Una storia esile quella di “In Paris-a play” tratta da un racconto
di Ivan Bunin (premio Nobel 1933) e diretta dal regista Dmitry
Krymov, ma che ben si calza al raffinato e carismatico
interprete. Ambientata nella Parigi degli anni Trenta,
racconta un'incantevole storia d'amore fra due immigrati russi:
lui un ex generale dell'Armata Bianca, lei (Anna Sinyakina) una
giovane cameriera, bellissima e malinconica, che lavora in un ristorante per transfughi e immigrati
dalla Russia. Qui si conoscono, cominciano a frequentarsi. Ma il loro amore, nato timidamente, avrà
brevissima durata: lui morirà improvvisamente.
A rendere corposa la poetica vicenda di solitudine e di perdita, è l’impianto visivo e scenografico
multimediale: una mobile pedana circolare; una parete con una porta centrale; un tavolo ed una sedia
di cartone; una serie di gigantografie di foto d’epoca e di cartoline, già in platea e poi tirate sul
palcoscenico.
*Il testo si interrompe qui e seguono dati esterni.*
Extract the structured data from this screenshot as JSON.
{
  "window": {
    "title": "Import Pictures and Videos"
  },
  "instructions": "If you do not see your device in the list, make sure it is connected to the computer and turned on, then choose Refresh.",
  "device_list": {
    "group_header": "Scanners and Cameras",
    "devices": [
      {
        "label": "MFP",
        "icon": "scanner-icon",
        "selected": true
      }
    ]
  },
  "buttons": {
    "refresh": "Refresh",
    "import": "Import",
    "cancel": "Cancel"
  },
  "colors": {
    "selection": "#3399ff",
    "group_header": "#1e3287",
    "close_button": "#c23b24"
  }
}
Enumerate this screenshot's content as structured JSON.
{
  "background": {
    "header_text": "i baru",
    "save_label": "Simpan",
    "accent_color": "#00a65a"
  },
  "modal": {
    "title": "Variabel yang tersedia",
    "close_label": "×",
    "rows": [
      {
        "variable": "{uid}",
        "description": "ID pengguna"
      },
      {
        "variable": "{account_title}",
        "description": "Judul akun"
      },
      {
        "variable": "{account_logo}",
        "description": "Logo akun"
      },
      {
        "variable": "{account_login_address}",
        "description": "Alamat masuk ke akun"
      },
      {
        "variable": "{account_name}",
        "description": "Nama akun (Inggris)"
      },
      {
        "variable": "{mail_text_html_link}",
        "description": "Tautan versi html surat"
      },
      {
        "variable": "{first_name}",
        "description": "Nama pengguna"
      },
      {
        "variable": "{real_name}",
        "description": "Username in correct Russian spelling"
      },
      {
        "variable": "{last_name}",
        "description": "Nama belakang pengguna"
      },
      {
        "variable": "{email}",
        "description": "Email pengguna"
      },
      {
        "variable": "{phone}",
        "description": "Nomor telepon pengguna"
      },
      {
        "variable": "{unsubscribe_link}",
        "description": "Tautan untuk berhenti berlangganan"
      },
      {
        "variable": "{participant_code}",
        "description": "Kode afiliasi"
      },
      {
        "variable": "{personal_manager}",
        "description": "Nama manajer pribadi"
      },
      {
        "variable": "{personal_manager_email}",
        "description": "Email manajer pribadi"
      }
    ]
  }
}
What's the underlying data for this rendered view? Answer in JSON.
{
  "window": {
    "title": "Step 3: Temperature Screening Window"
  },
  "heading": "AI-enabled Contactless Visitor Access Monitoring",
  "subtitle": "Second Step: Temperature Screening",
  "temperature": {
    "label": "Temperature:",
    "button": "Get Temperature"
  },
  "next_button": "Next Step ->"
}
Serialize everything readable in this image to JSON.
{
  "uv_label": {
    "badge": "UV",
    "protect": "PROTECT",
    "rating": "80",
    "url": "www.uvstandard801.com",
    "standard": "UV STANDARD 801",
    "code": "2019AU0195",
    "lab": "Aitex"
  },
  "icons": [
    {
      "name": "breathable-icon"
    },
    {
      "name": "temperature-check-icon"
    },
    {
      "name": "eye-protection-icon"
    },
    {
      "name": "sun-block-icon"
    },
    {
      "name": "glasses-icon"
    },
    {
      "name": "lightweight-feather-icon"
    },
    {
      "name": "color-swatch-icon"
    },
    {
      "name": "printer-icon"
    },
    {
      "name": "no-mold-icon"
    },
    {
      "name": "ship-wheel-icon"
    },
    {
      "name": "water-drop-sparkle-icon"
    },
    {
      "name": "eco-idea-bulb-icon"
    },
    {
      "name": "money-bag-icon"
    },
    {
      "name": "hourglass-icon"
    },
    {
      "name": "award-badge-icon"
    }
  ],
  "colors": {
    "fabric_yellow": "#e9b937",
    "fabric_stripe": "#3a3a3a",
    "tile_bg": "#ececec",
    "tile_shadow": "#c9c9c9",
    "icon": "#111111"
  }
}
Tutto questo illuminato nella semioscurità da una continua sequenza di parole e
didascalie proiettate in movimento su tutta la scena, che accompagnano e supportano i brevi dialoghi.
Alla lingua russa i due protagonisti alternano il francese, mentre un coro di camerieri (la compagnia
del Laboratorio Teatrale di Dmitry Krymov) in diversi ruoli, e una soprano, intonano struggenti canti
russi che evocano ricordi e sentimenti di nostalgia.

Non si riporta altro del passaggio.